Resources guidance and information on covid 19, vaccines are a critical tool to ensure protection for you and your community from severe COVID-19, hospitalization, and death. They have been shown to be safe and currently protect millions of vaccinated New Yorkers against COVID-19.
Vaccination is safer than risking getting sick and the long-term side effects of COVID-19. Even people who had COVID-19 in the past should get vaccinated.
Pfizer’s vaccine against COVID-19 is available for children between the ages of 5 and 11. The vaccine dose for this age group is smaller than the dose given to persons 12 years of age and older.
Children can get vaccinated at their doctor’s office, pharmacies and vaccination centers throughout the city.
Currently, booster doses of the vaccine are available to New Yorkers age 18 and older. These doses boost your immunity from the initial vaccination series.
No person will be denied access to a booster dose in New York, as long as they are 18 years of age or older and received their second dose of the Pfizer or Moderna vaccine at least six months ago, or one dose of the Johnson & Johnson at least two months ago.
Your booster dose can be any of the three licensed or approved vaccines. If you’re not sure about getting a booster dose or what kind of vaccine you should get, talk to your health care provider.
Appointments can be made for a free rapid COVID-19 virus test at the Department of Health’s COVID-in-Express sites throughout New York City. Test results are available within 24 hours or less of your visit. This means that most patients will receive their results the same day as their visit. All of the tests done at these locations are PCR diagnostic lab tests, which are the most accurate type of test available.
COVID-19 testing at COVID Express sites is free to all New Yorkers, regardless of immigration status.

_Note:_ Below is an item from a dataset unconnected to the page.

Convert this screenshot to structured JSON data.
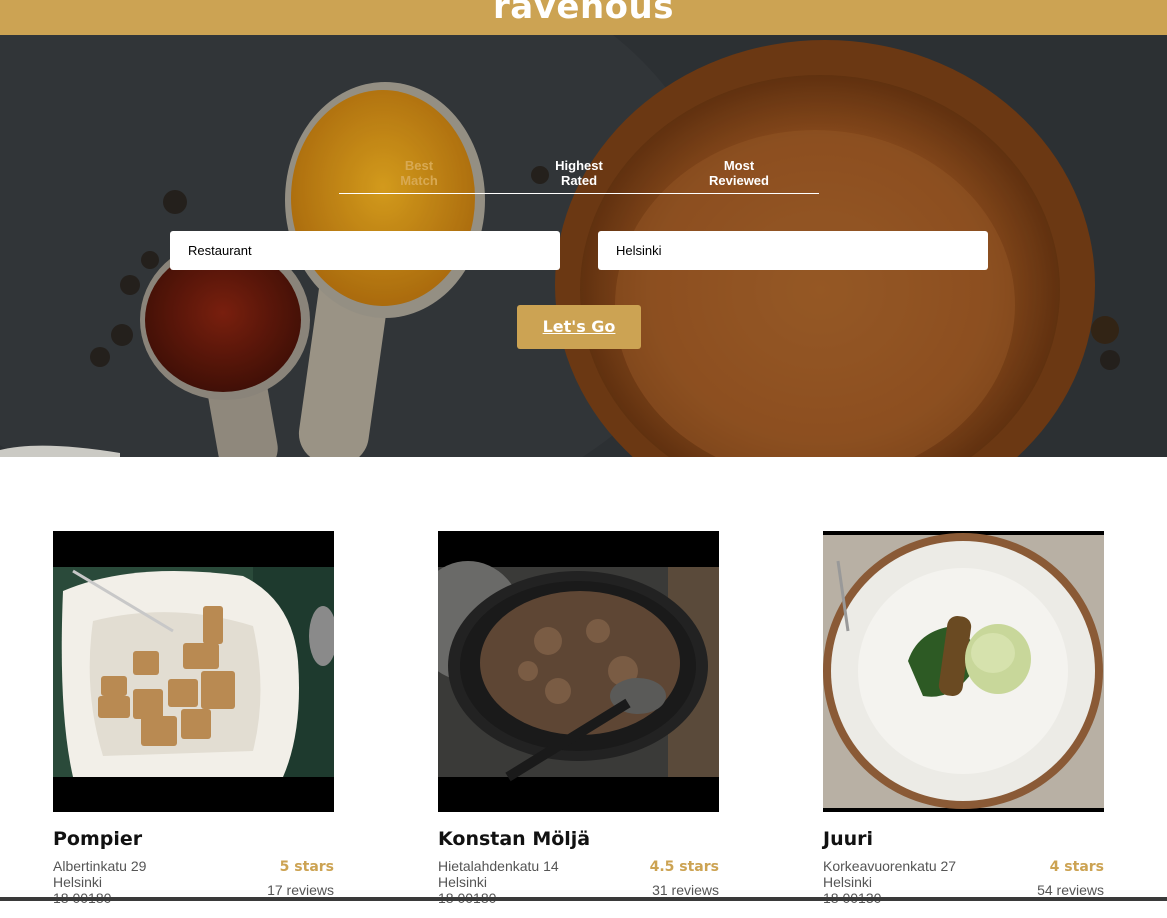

If your test result is positive, you will receive a call from the clinic and will be given certain recommendations, such as waiting 90 days before having another test since you first had symptoms, (or since you received your first positive result so you don’t have had symptoms). People may test positive for weeks or months after infection, even though they are no longer contagious. Any appointment made within 90 days of receiving a positive test will be cancelled.

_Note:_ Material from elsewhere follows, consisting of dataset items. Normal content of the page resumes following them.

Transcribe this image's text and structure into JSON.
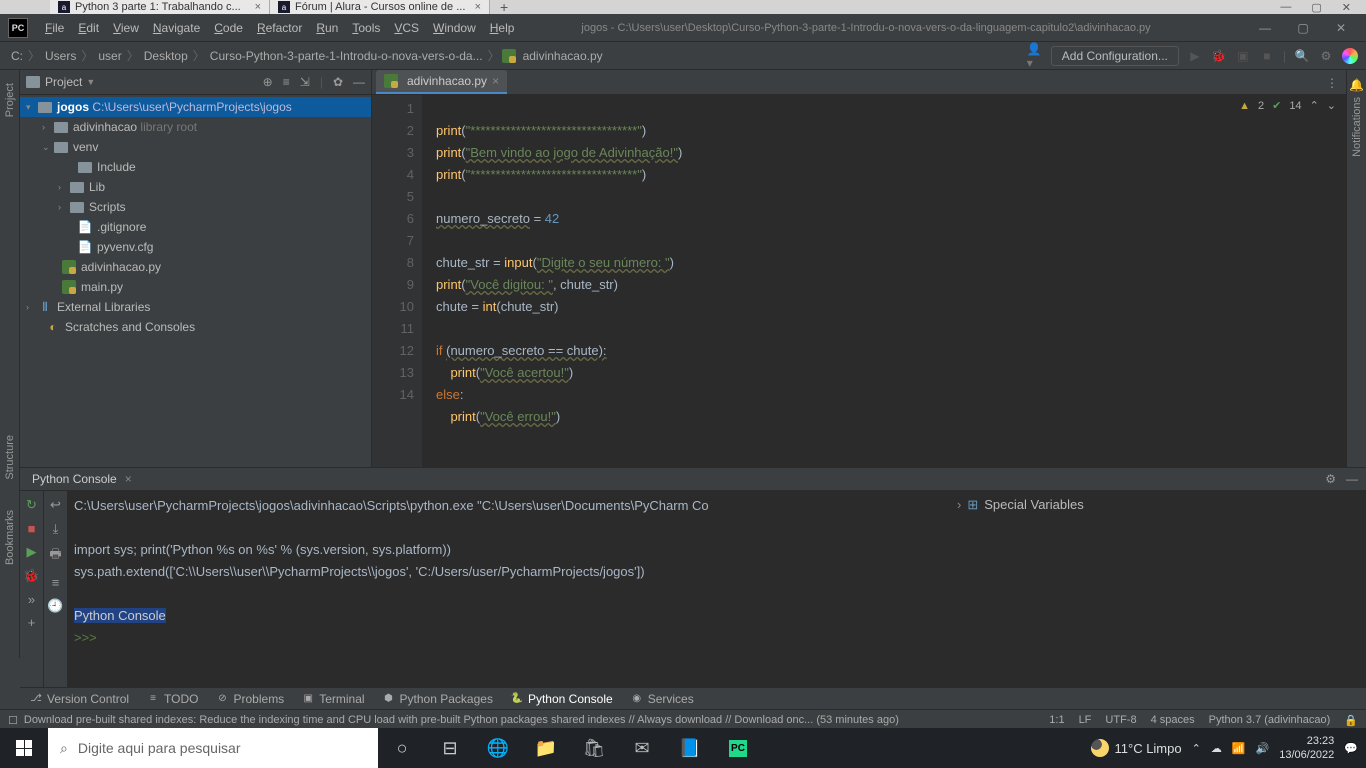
{
  "browserTabs": [
    {
      "icon": "a",
      "title": "Python 3 parte 1: Trabalhando c..."
    },
    {
      "icon": "a",
      "title": "Fórum | Alura - Cursos online de ..."
    }
  ],
  "menu": [
    "File",
    "Edit",
    "View",
    "Navigate",
    "Code",
    "Refactor",
    "Run",
    "Tools",
    "VCS",
    "Window",
    "Help"
  ],
  "windowTitle": "jogos - C:\\Users\\user\\Desktop\\Curso-Python-3-parte-1-Introdu-o-nova-vers-o-da-linguagem-capitulo2\\adivinhacao.py",
  "breadcrumbs": [
    "C:",
    "Users",
    "user",
    "Desktop",
    "Curso-Python-3-parte-1-Introdu-o-nova-vers-o-da..."
  ],
  "breadcrumbFile": "adivinhacao.py",
  "addConfig": "Add Configuration...",
  "projectPanel": {
    "title": "Project",
    "root": {
      "name": "jogos",
      "path": "C:\\Users\\user\\PycharmProjects\\jogos"
    },
    "items": [
      {
        "indent": 1,
        "chev": ">",
        "icon": "folder",
        "name": "adivinhacao",
        "suffix": "library root"
      },
      {
        "indent": 1,
        "chev": "v",
        "icon": "folder",
        "name": "venv"
      },
      {
        "indent": 2,
        "chev": "",
        "icon": "folder",
        "name": "Include"
      },
      {
        "indent": 2,
        "chev": ">",
        "icon": "folder",
        "name": "Lib"
      },
      {
        "indent": 2,
        "chev": ">",
        "icon": "folder",
        "name": "Scripts"
      },
      {
        "indent": 2,
        "chev": "",
        "icon": "file",
        "name": ".gitignore"
      },
      {
        "indent": 2,
        "chev": "",
        "icon": "file",
        "name": "pyvenv.cfg"
      },
      {
        "indent": 1,
        "chev": "",
        "icon": "py",
        "name": "adivinhacao.py"
      },
      {
        "indent": 1,
        "chev": "",
        "icon": "py",
        "name": "main.py"
      }
    ],
    "extLib": "External Libraries",
    "scratches": "Scratches and Consoles"
  },
  "editor": {
    "tabName": "adivinhacao.py",
    "warnings": "2",
    "hints": "14",
    "lines": 14
  },
  "code": {
    "l1a": "print",
    "l1b": "(",
    "l1c": "\"*********************************\"",
    "l1d": ")",
    "l2a": "print",
    "l2b": "(",
    "l2c": "\"Bem vindo ao jogo de Adivinhação!\"",
    "l2d": ")",
    "l3a": "print",
    "l3b": "(",
    "l3c": "\"*********************************\"",
    "l3d": ")",
    "l5a": "numero_secreto",
    "l5b": " = ",
    "l5c": "42",
    "l7a": "chute_str = ",
    "l7b": "input",
    "l7c": "(",
    "l7d": "\"Digite o seu número: \"",
    "l7e": ")",
    "l8a": "print",
    "l8b": "(",
    "l8c": "\"Você digitou: \"",
    "l8d": ", chute_str)",
    "l9a": "chute = ",
    "l9b": "int",
    "l9c": "(chute_str)",
    "l11a": "if ",
    "l11b": "(numero_secreto == chute):",
    "l12a": "    print",
    "l12b": "(",
    "l12c": "\"Você acertou!\"",
    "l12d": ")",
    "l13a": "else",
    "l14a": "    print",
    "l14b": "(",
    "l14c": "\"Você errou!\"",
    "l14d": ")"
  },
  "console": {
    "title": "Python Console",
    "line1": "C:\\Users\\user\\PycharmProjects\\jogos\\adivinhacao\\Scripts\\python.exe \"C:\\Users\\user\\Documents\\PyCharm Co",
    "line2": "import sys; print('Python %s on %s' % (sys.version, sys.platform))",
    "line3": "sys.path.extend(['C:\\\\Users\\\\user\\\\PycharmProjects\\\\jogos', 'C:/Users/user/PycharmProjects/jogos'])",
    "line4": "Python Console",
    "prompt": ">>>",
    "specialVars": "Special Variables"
  },
  "bottomTools": [
    "Version Control",
    "TODO",
    "Problems",
    "Terminal",
    "Python Packages",
    "Python Console",
    "Services"
  ],
  "statusMsg": "Download pre-built shared indexes: Reduce the indexing time and CPU load with pre-built Python packages shared indexes // Always download // Download onc... (53 minutes ago)",
  "statusRight": {
    "pos": "1:1",
    "lf": "LF",
    "enc": "UTF-8",
    "indent": "4 spaces",
    "python": "Python 3.7 (adivinhacao)"
  },
  "leftTabs": [
    "Structure",
    "Bookmarks"
  ],
  "rightTab": "Notifications",
  "taskbar": {
    "search": "Digite aqui para pesquisar",
    "weather": "11°C  Limpo",
    "time": "23:23",
    "date": "13/06/2022"
  }
}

If the patient has recovered from COVID-19 and now has new symptoms of COVID-19, they should see a health care provider, especially if they had close contact with someone who currently has COVID-19.
The risk of contracting an airborne infection, such as COVID-19, measles, tuberculosis, and probably many other respiratory infections, including influenza, depends largely on the number of infectious viruses (or bacteria in the case of influenza). tuberculosis) that are found in the air we breathe. The number of these germs in indoor air is driven by two things: the rate at which infected people exhale germs into a room, and the rate at which infectious germs are removed from the air.
Another Resource guidance and information on covid 19 is ventilation and air filtration can remove microbes floating in indoor spaces, either by blowing them out of the building and replacing the air with fresh outside air, or by trapping them in a filter by which moves the air inside. With two air changes per hour, which is what is generally done in large buildings, just over half of the existing microbes are removed every 30 minutes. With six air changes per hour, which is typical for hospital rooms and classrooms with multiple portable HEPA air filters, just over half the germs are removed every 10 minutes.
The FDA has authorized additional injections for older Americans and those with certain immunodeficiencies. Here’s what scientists know about who needs doses and when.
FDA clearance allows anyone over the age of 50 to receive a second booster dose. But experts say the little research done so far only recommends a fourth injection for those over 65 or those with underlying conditions that put them at high risk.